Contributed by Katie Stark
In late November, Mat-Su Regional Medical Center added the newest model of the da Vinci Surgical Systems to its fleet of surgical tools.
The latest da Vinci – the Xi – differs from its predecessor, da Vinci Si, mainly in terms of ease of positioning, according to Dr. Shannon Gulley from Glacier Surgical Associates.
“The way that the arms can rotate and move and the way it sort of self-centers itself to dock, makes it a lot easier when you’re dealing with surgery where you’re working multiple quadrants,” Gulley said.
Gulley has been working with the da Vinci Si for about four years and uses the tool mainly for hernia removal. For her, the most beneficial aspect of the technology is how she can perform intricate procedures. The new da Vinci Xi is even more versatile and intuitive.
“The biggest thing is having those wristed instruments, so you can actually sew very smoothly,” she said.
Generally speaking, surgeons control the robotic arms of the da Vinci while looking through a viewing screen at a console, using the instruments almost like extensions of their hands.
Another essential feature of the robot is the 3DHD camera, giving the surgeon the ability to see the process in magnification. “The visualization is pretty amazing,” Gulley said. “It’s like looking at it in an open fashion.”
The da Vinci system gets its name from inventor, artist and scientist Leonardo da Vinci, according to the manufacturer. Among his many scholarly pursuits, da Vinci was also a student of human anatomy.
Robotics surgery has been gaining in popularity in recent years due to its positive impact on patient recovery. The da Vinci excels at non-invasive surgery by allowing surgeons to use smaller incisions, thus leading to less blood loss and faster recovery time.
Greater precision and accuracy, and smaller incisions are the key benefits that drive hospitals to invest in new technology like the da Vinci Xi, according to Alan Craft, marketing and public relations director at Mat-Su Regional. “This is the new frontier in minimally invasive robotic surgery. It enables surgeons to perform highly complex operations through a few tiny incisions. We’re thrilled to be able to offer it to the community we serve.”
“The da Vinci Xi complements the advanced robotics program Mat-Su Regional currently uses for orthopedic procedures,” Craft said.
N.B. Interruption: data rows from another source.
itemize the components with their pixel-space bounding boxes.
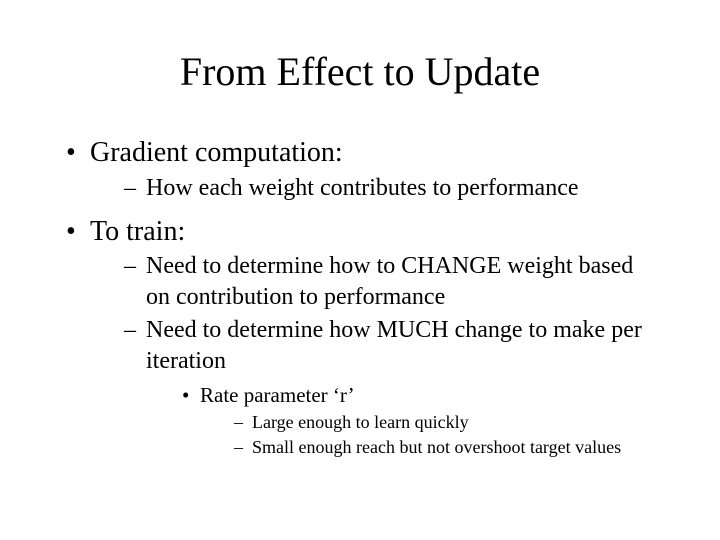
bullet-text: Large enough to learn quickly xyxy=(252,412,469,432)
list-item: Need to determine how MUCH change to mak… xyxy=(120,315,660,459)
list-item: To train: Need to determine how to CHANG… xyxy=(60,214,660,460)
bullet-list: Need to determine how to CHANGE weight b… xyxy=(90,251,660,459)
list-item: Rate parameter ‘r’ Large enough to learn… xyxy=(176,382,660,459)
slide: From Effect to Update Gradient computati… xyxy=(0,0,720,540)
bullet-list: Large enough to learn quickly Small enou… xyxy=(200,411,660,459)
bullet-list: Rate parameter ‘r’ Large enough to learn… xyxy=(146,382,660,459)
list-item: Large enough to learn quickly xyxy=(230,411,660,434)
bullet-text: Small enough reach but not overshoot tar… xyxy=(252,437,621,457)
bullet-text: Need to determine how MUCH change to mak… xyxy=(146,317,642,374)
slide-content: Gradient computation: How each weight co… xyxy=(0,105,720,459)
bullet-list: Gradient computation: How each weight co… xyxy=(60,135,660,459)
bullet-list: How each weight contributes to performan… xyxy=(90,173,660,204)
list-item: How each weight contributes to performan… xyxy=(120,173,660,204)
list-item: Need to determine how to CHANGE weight b… xyxy=(120,251,660,312)
list-item: Small enough reach but not overshoot tar… xyxy=(230,436,660,459)
bullet-text: How each weight contributes to performan… xyxy=(146,175,579,201)
list-item: Gradient computation: How each weight co… xyxy=(60,135,660,204)
slide-title: From Effect to Update xyxy=(0,0,720,105)
bullet-text: Need to determine how to CHANGE weight b… xyxy=(146,253,633,310)
bullet-text: To train: xyxy=(90,216,185,247)
bullet-text: Gradient computation: xyxy=(90,137,343,168)
bullet-text: Rate parameter ‘r’ xyxy=(200,383,355,407)
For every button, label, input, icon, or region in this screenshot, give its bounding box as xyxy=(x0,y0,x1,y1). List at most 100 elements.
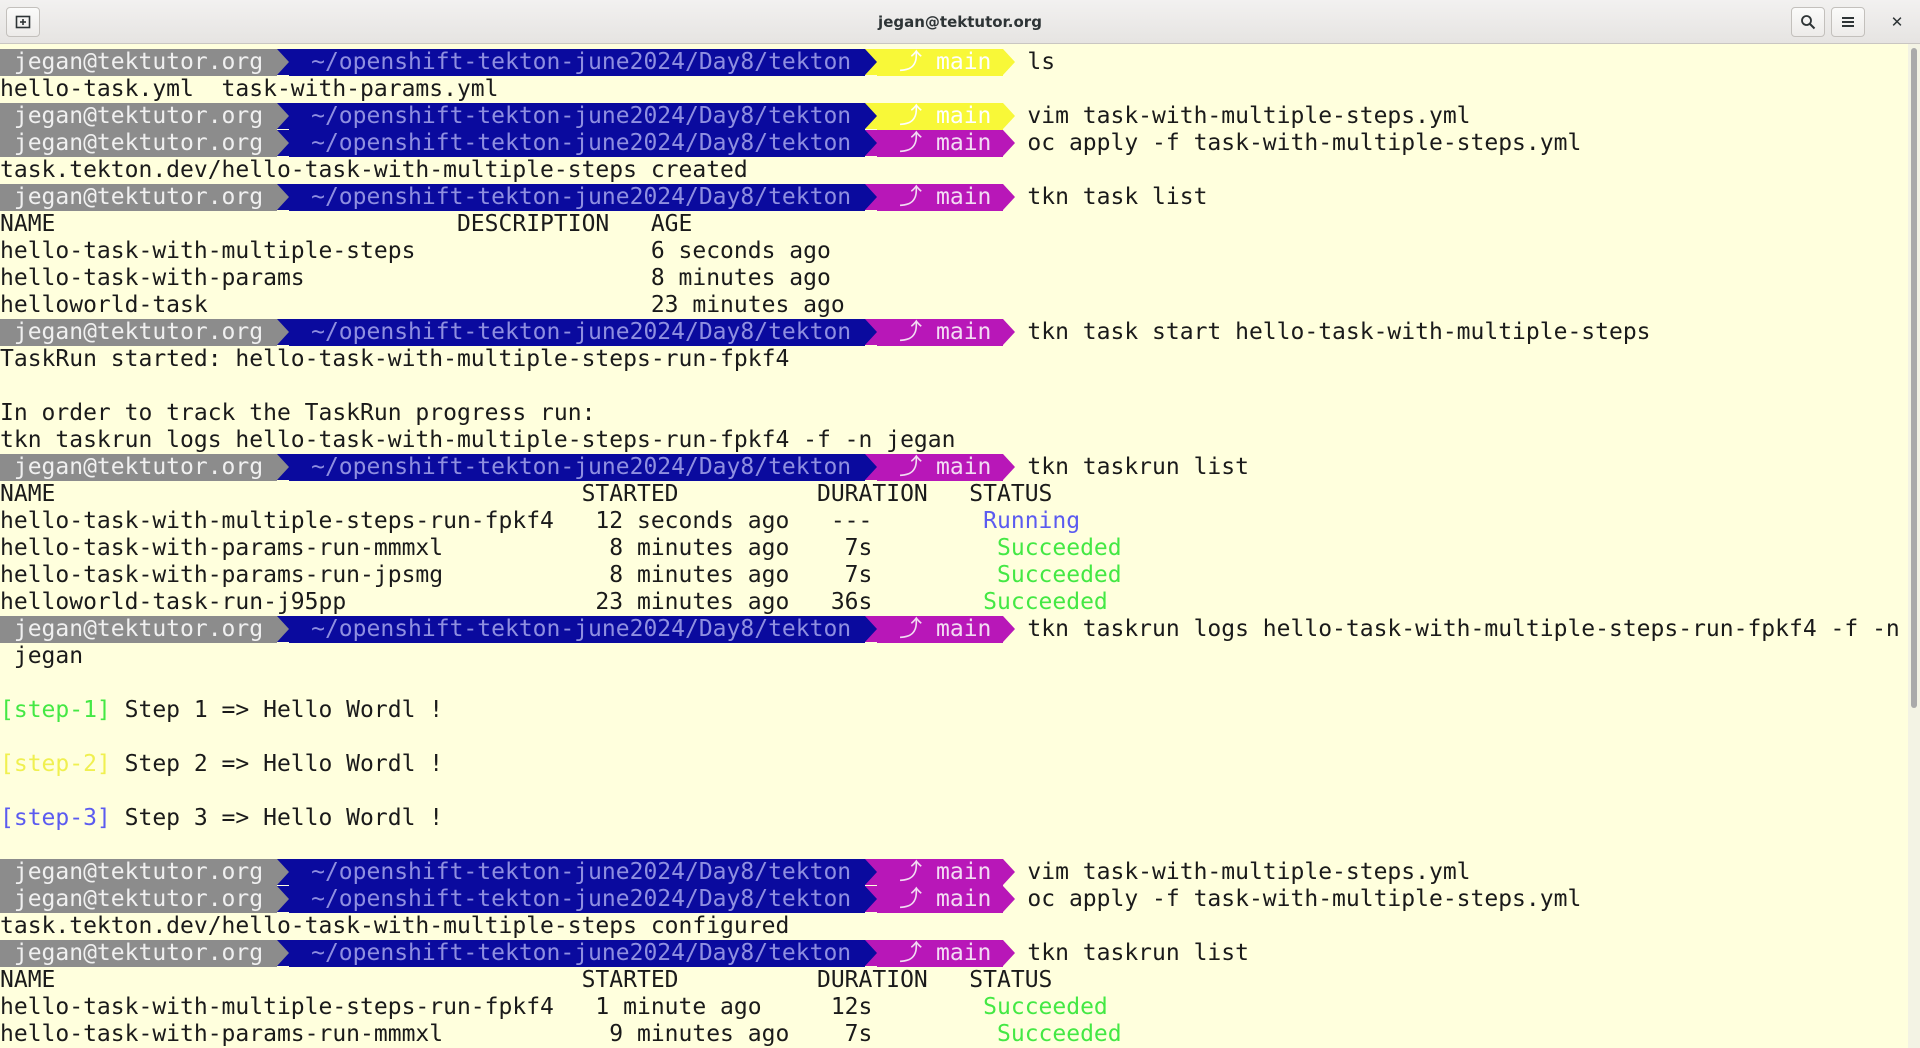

He noted that no one else in the Valley has the level of technology of Mat-Su Regional, which has the area’s only advanced robotics surgical tools. “
Dr. Jeff Simerville, board-certified urologist with Alaska Urology, explained that the advanced technology creates a better patient experience when compared to traditional surgical methods. “The outcomes are similar, but the patient experience is much better,” he said.
Simerville began using the robot in 2011 for urologic surgeries, but since its clearance by the FDA in 2000, the da Vinci has been used for gynecological procedures, prostate removal, cancer surgeries, colon removal, general surgeries, kidney removal and lung surgery.
“Anything you can do laparoscopically you can do with the robot, but most surgeons use it for probably hernias, colons, gallbladders,” Gulley said.
Operations using the da Vinci can technically be performed from anywhere in the world, however the control box is usually located in the room right next to the patient. Some patients have been misinformed that the robot actually controls itself during surgery, according to Gulley. However, the robot is a tool used and guided by human hands, although it does simultaneously minimize human error, such as trembling.
“It’s very similar to the surgery we do anyway, so as far as the technical part of the surgery itself, that part I feel is a pretty smooth and straightforward transition,” she said.
Neither Gulley nor Simmerville believe that robotic surgery will entirely replace other methods in the future, but they do see the technology continuing to grow and be refined.
It’ll certainly expand from where it’s at now,” Simmerville said. “I’m happy that Mat-Su acquired the latest and greatest version of it so that we can serve our patients in the best possible way.”
Mat-Su Regional Medical Center is a member of the Mayo Clinic Care Network. It is a 74-bed acute care facility providing advanced surgical service, including robotics, cardiac care, emergency services, diagnostic imaging, sleep studies, three urgent care centers, the Family Birthing Center and is home of the 30-Minutes-or-Less ER Service Pledge.
In the past few years, Mat-Su Regional has earned a string of impressive honors, including being the first hospital in Alaska to earn accreditation as a Chest Pain Center from the Society of Cardiovascular Patient Care, and has twice been named among the Top 150 Places to Work in Healthcare by Becker’s Hospital Review.